回到巡护站的时候,森森一看到他就躲开了,把自己藏到靠墙放着的几块木板后面。
嘎玛森森来到宁吉拉以后,真的经历太多了。
张钟宝叹了口气,回了帐篷。
过了一会儿,他拿了一颗大白兔奶糖走出来,剥了糖纸,喂给嘎玛森森。
又撸撸狗子的大脑袋。
最后什么也没说。
中午的时候,巡护站发生了一件大喜事。
滞后多日的补给车终于到了。
两个司机从车上搬下来的肉和奶、酥油、青稞面,把小仓库堆得满满当当。
另外由于张钟宝的强烈要求,索朗向政府采买部门打了报告。
他们这次还带来了一些根茎类蔬菜和清洁用品。
除了之前会配给的肥皂以外,甚至还有一瓶蜂花洗发水。
本来这些就已经够值得高兴的,但两位司机还带来了一份文件。
这份文件是就之前索朗申请的《关于宁吉拉巡护站猎犬卓拉编制的申请》的批复。
拟批准混血獒犬卓拉入职宁吉拉巡护站,职务,猎犬,试用期一年。
从本月开始,猎犬卓拉将享受专门的食物配给。
“哦哟,这东西老灵额。”
张钟宝拿着批复文件左看右看,满意得很:
“难怪今天送来的食物这样丰富,原来还有卓拉的份额。
辛苦两位师傅了,留下来喝杯茶再走好伐?”
两个司机面面相觑:“这位同志,我们不喝茶,我们要吃饭。”
荒野上又没有饭店,送配给的司机们赶到巡护站,赶上饭点就吃饭,天黑就在这里过夜,这都是约定俗成的习惯了。
张钟宝刚来巡护站不久,还显得很生疏。
经过司机师傅一提醒,他才反应过来。
连忙把小锅端出来,学着西热平时的样子,往锅里下泡面。
一锅泡面煮好端上桌。
两个师傅边吃,边用听不懂的方言吐槽:“这个伙子没有以前那个大气,煮面都舍不得放肉。”
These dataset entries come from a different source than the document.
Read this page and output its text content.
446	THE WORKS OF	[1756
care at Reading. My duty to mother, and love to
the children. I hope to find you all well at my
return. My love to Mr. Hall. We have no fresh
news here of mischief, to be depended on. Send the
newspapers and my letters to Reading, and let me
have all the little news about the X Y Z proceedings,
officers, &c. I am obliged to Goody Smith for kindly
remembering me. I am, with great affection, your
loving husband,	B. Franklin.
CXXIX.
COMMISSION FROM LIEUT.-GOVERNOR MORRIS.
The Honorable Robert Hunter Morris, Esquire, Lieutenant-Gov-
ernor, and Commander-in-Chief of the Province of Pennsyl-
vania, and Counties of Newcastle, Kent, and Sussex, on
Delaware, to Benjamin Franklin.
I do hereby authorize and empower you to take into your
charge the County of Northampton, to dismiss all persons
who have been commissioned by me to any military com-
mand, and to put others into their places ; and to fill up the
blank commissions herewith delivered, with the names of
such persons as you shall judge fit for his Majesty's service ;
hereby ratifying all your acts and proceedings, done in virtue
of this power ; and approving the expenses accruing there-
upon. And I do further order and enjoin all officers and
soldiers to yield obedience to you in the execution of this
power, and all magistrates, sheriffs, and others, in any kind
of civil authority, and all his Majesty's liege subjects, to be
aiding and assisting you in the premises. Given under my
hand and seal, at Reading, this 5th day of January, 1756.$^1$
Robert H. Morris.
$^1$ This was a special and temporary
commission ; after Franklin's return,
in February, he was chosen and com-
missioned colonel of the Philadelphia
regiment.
另一个说:“蛋也舍不得多打一个,两个人就打一个鸡蛋。”
张钟宝听不懂人家说什么,嘴里哼着歌曲,开开心心地把卓拉的批复文件贴到展示板上。
两个司机天黑前要赶到冬牧场,在那边休整一夜,明天还要给沿线的另一个巡护站送补给。
时间紧,吃完中午饭就离开了。
巡护站里又恢复了往常的宁静。
张钟宝在整理一些辖区内的动物资料,姜盈和噶玛森森各自守着一边门口打瞌睡。
姜盈睡得迷迷糊糊的时候,卓拉回来了,带着一身温暖干燥的小狗味,挨着牛趴下。
“哞。”姜盈哼哼唧唧地又睡了过去。
不知道睡了多久,姜盈被一阵急促的脚步声吵醒。
迷瞪瞪地睁开眼,就看到西热慌慌张张地跑进了屋。
西热灌了一大壶水,噼里啪啦地和张钟宝一通说。
原来是放归藏马熊的时候把工具落在冬牧场了,这会儿车陷在离巡护站不远的一处软泥地里,西热回来取工具。
张钟宝听说离巡护站不远,便把工作日志合上,放在动物们够不到的柜子高处,和西热一起出了门。
荒野里时常出现陷车的情况,大家处理起来都很有经验。
张钟宝拿上铁锹就开始刨地,准备先把轮子下方松软湿滑的淤泥尽量清除。
“补给车今天到了,卓拉的批复文件也到了,这次送来的食物也有卓拉的份,奶制品和青稞都给得很足。”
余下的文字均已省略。